Today, the now 17-year-old teen was found guilty of criminally negligent homicide and third-degree criminal conspiracy. One of the teen’s co-conspirators, also 17, was found guilty of third-degree criminal conspiracy for helping to plan the assault on Joyner-Francis and carry it out. The other was found not guilty of criminal conspiracy as video taken of the assault didn’t show her participating in the fight, aside from trying to pull the attacker off of Joyner-Francis at one point.
Joyner-Francis died soon after the melee ended when according to The News Journal, “her breathing became labored and she lost consciousness while lying on the floor in the handicap bathroom stall,” this according to testimony from witnesses and faculty from the high school.
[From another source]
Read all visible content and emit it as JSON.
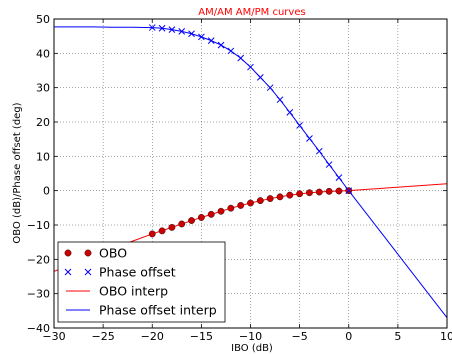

State medical examiner, Dr. Adrienne Sekula-Perlman, stated in testimony that Joyner-Francis had a hole in her heart, as well as narrow arteries that no one was aware of. The physical and emotional stress of the attack, according to her, caused the teen to have a cardiac incident that led to her death.
Another medical expert, a witness for the defense, countered Sekula-Perlman’s testimony by saying that due to Joyner-Francis’s rare heart condition, it was impossible to say whether or not the teen would have been alive today even if the attack had not occurred. But Judge Robert Coonin didn’t think any of that mattered. In his decision, he stated that despite the possibility that Joyner-Francis could have passed from a variety of stressors,” she had a right to live one more day, one more week, one more month or year until her time, without a contributing cause by another.” To him, based on the evidence, there was no doubt that her attacker had caused her death. And considering that she didn’t consider the possible risks, even of a major injury from the bathroom’s surroundings, proved negligence on the attacker’s part and that of her co-conspirator.
“The attack … posed a risk of potential catastrophic physical harm including death by virtue of the tile floor, walls and fixtures,” Coonin remarked. “Had a death resulted from internal bleeding after striking her head on the floor, would that result in any way change the risk that the assault itself created?”
This whole encounter was reportedly spurred by a misunderstanding on social media over the attacker believing she was being talked about negatively by Joyner-Francis. She, along with her co-conspirator, will be sentenced on May 23. As we reported last year, they were tried as juveniles, therefore, while the attacker could have faced up to eight years in prison if tried as an adult, she is now subject to supervision until she’s 19. Coonin will keep in mind the records of the young women, as well as the severity of the crime, before handing down his punishment.